O Espelho

Espelhos. Era esse seu fascínio. Desde que se entendia por gente. Sempre os admirava, ainda que à distância. Via seu reflexo naquelas lâminas de vidro e surpreendia-se com a mágica que se ocultava por detrás delas. Todos seus movimentos, copiados porém invertidos com uma perfeição incrível. Incompreensível, a seu ver. Ainda em tenra idade, detinha-se por horas a fio a observar a própria imagem refletida, a interagir consigo mesmo com gestos, saltos, danças e tudo mais que pudesse fazer. No começo, incomodava-se com o silêncio do seu eu invertido, mas com o tempo acostumou-se, e passou até a gostar. Aquela companhia silenciosa permitia que se concentrasse nos próprios pensamentos, que viajasse para dentro das próprias idéias e sentimentos e aprendesse um pouco mais sobre si mesmo. Surpreendentemente, não era tudo que o fascinava. Vidros e pratarias e qualquer outra coisa que refletisse sua imagem eram apenas um reflexo qualquer, apenas uma cópia sem vida. Mas os espelhos não. Havia algo de diferente neles. Havia algo de... mágico. De místico. De fantástico. Tanto que nunca tivera coragem de tocá-los.

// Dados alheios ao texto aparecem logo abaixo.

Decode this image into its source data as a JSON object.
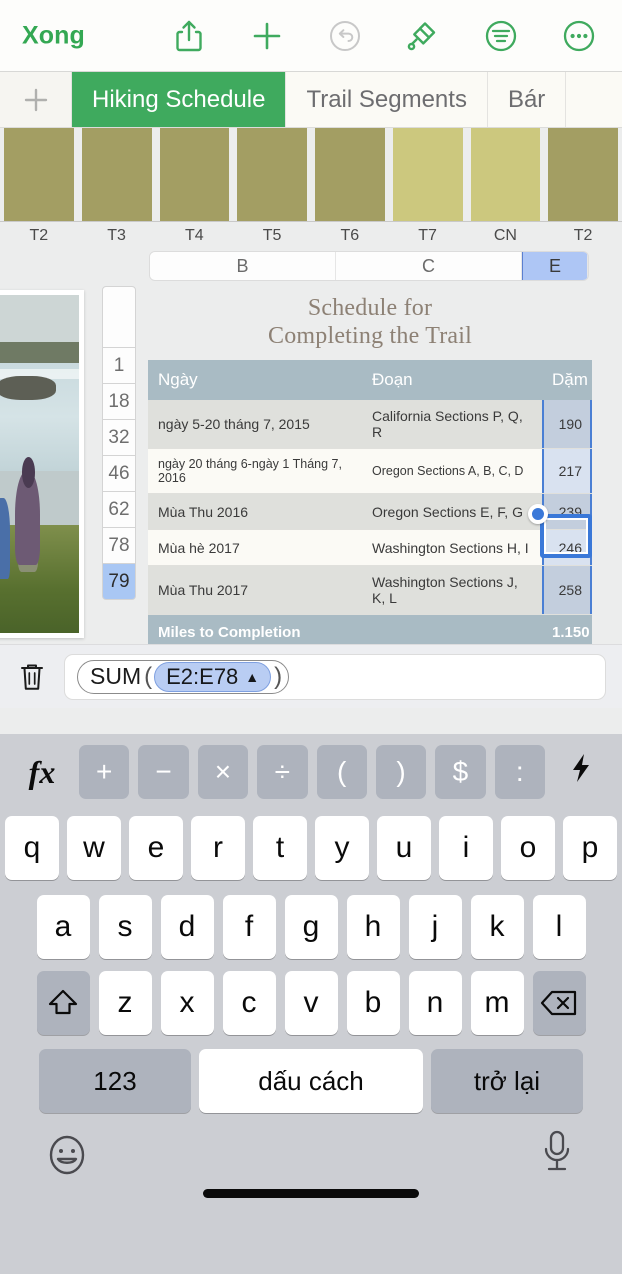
{
  "toolbar": {
    "done_label": "Xong",
    "icons": [
      {
        "name": "share-icon",
        "label": "Share"
      },
      {
        "name": "insert-icon",
        "label": "Insert"
      },
      {
        "name": "undo-icon",
        "label": "Undo",
        "disabled": true
      },
      {
        "name": "format-brush-icon",
        "label": "Format"
      },
      {
        "name": "organize-icon",
        "label": "Organize"
      },
      {
        "name": "more-icon",
        "label": "More"
      }
    ],
    "accent_color": "#3faa5e",
    "disabled_color": "#c3c3c3"
  },
  "tabs": {
    "add_label": "+",
    "items": [
      {
        "label": "Hiking Schedule",
        "active": true
      },
      {
        "label": "Trail Segments",
        "active": false
      },
      {
        "label": "Bár",
        "active": false
      }
    ]
  },
  "chart_data": {
    "type": "bar",
    "title": "",
    "categories": [
      "T2",
      "T3",
      "T4",
      "T5",
      "T6",
      "T7",
      "CN",
      "T2"
    ],
    "values": [
      100,
      100,
      100,
      100,
      100,
      100,
      100,
      100
    ],
    "colors": [
      "#a39e63",
      "#a39e63",
      "#a39e63",
      "#a39e63",
      "#a39e63",
      "#ccc87e",
      "#ccc87e",
      "#a39e63"
    ],
    "xlabel": "",
    "ylabel": "",
    "grid": false,
    "legend": "none"
  },
  "column_headers": {
    "items": [
      {
        "label": "B",
        "selected": false,
        "width": 42
      },
      {
        "label": "C",
        "selected": false,
        "width": 42
      },
      {
        "label": "E",
        "selected": true,
        "width": 16
      }
    ]
  },
  "row_gutter": {
    "rows": [
      {
        "label": "",
        "selected": false
      },
      {
        "label": "1",
        "selected": false
      },
      {
        "label": "18",
        "selected": false
      },
      {
        "label": "32",
        "selected": false
      },
      {
        "label": "46",
        "selected": false
      },
      {
        "label": "62",
        "selected": false
      },
      {
        "label": "78",
        "selected": false
      },
      {
        "label": "79",
        "selected": true
      }
    ]
  },
  "table": {
    "title_line1": "Schedule for",
    "title_line2": "Completing the Trail",
    "headers": [
      "Ngày",
      "Đoạn",
      "Dặm"
    ],
    "rows": [
      {
        "date": "ngày 5-20 tháng 7, 2015",
        "section": "California Sections P, Q, R",
        "miles": "190"
      },
      {
        "date": "ngày 20 tháng 6-ngày 1 Tháng 7, 2016",
        "section": "Oregon Sections A, B, C, D",
        "miles": "217"
      },
      {
        "date": "Mùa Thu 2016",
        "section": "Oregon Sections E, F, G",
        "miles": "239"
      },
      {
        "date": "Mùa hè 2017",
        "section": "Washington Sections H, I",
        "miles": "246"
      },
      {
        "date": "Mùa Thu 2017",
        "section": "Washington Sections J, K, L",
        "miles": "258"
      }
    ],
    "total_label": "Miles to Completion",
    "total_value": "1.150",
    "header_bg": "#a9bbc4",
    "selection_color": "#3a78d8"
  },
  "formula_bar": {
    "trash_icon": "trash-icon",
    "function_name": "SUM",
    "open_paren": "(",
    "range": "E2:E78",
    "range_arrow": "▲",
    "close_paren": ")"
  },
  "keyboard": {
    "symbol_row": {
      "fx": "fx",
      "keys": [
        "+",
        "−",
        "×",
        "÷",
        "(",
        ")",
        "$",
        ":"
      ],
      "bolt": "⚡"
    },
    "row1": [
      "q",
      "w",
      "e",
      "r",
      "t",
      "y",
      "u",
      "i",
      "o",
      "p"
    ],
    "row2": [
      "a",
      "s",
      "d",
      "f",
      "g",
      "h",
      "j",
      "k",
      "l"
    ],
    "row3": [
      "z",
      "x",
      "c",
      "v",
      "b",
      "n",
      "m"
    ],
    "shift_label": "shift",
    "backspace_label": "delete",
    "numbers_label": "123",
    "space_label": "dấu cách",
    "return_label": "trở lại",
    "emoji_icon": "emoji-icon",
    "mic_icon": "microphone-icon"
  }
}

Não sabia dizer o porquê, mas nunca tivera coragem de tocá-los. Vontade tinha. Muita vontade. Por vezes, aproximou sua mão até quase tocar, sentindo como se sua própria aura refletisse naquela camada vítrea e tocasse sua mão de volta. Em outros momentos, tinha a impressão de que aquilo que sensibilizava suas terminações nervosas provinha do próprio espelho, como se viesse de algo além daquela barreira. Pesquisou. E como pesquisou! Mas nada parecia esclarecer o suficiente. A física era muito fria, insensível. Conseguia compreender aquelas coisas complicadas sobre luz e reflexo e refração e tudo mais que tentavam explicar, e era capaz de visualizar tais conceitos em qualquer lugar onde visse seu reflexo. Exceto nos espelhos. Havia mais neles, algo com uma certa aura mística, envolvente, diferente. Mas, ao mesmo tempo, as explicações mitológicas também era questionáveis. Fantasiosas por demais, tornavam-se inacreditáveis. E insuficientes. Sabia que a verdade ia muito além do que se via, do que se lia, do que as pessoas julgavam saber.

Até o dia em que permitiu que a curiosidade e a sede de conhecer sobrepujassem o medo. E enfim aproximou-se do espelho. Levou a mão tão próxima quanto pôde, sem tocá-lo, ainda. Outra vez sentia aquela energia pulsada que tocava sua mão, sem saber se era a própria aura a refletir-se ou se era uma emanação sabe-se lá de onde. E então, lentamente, aproximou-se mais, até tocá-lo. Uma superfície sem temperatura, fria porém quente. Sólida como o chão que o sustentava, mas que parecia tão etérea quanto o ar que respirava. Era um toque que, ao mesmo tempo que não oferecia qualquer resistência, parecia impenetrável. Mas, tão lentamente quanto se aproximou, continuou a deslocar sua mão e, novamente surpreendemente, ela atravessou o espelho. Olhava o próprio antebraço, meio dentro, meio fora, como se fagocitado pelo próprio reflexo. Sentia o contato da lâmina de vidro refletora ao redor da pele, quase como se fosse água, mas aquela superfície não tremulava, não se perturbava com aquele contato. Do outro lado, sua mão sentia... nada. Não havia vento, nem calor, nem frio, nem nada. Trouxe-a de volta, e ela era tão mão quanto antes. E o espelho, outra vez, se comportou como se nada daquilo fosse com ele. Nem uma única ondulação em sua superfície. E assim, num impulso de curiosidade e irracionalidade, projetou-se num passo adiante, em direção ao espelho, e estacou após duas passadas, ainda de olhos fechados, sem saber o que acontecera.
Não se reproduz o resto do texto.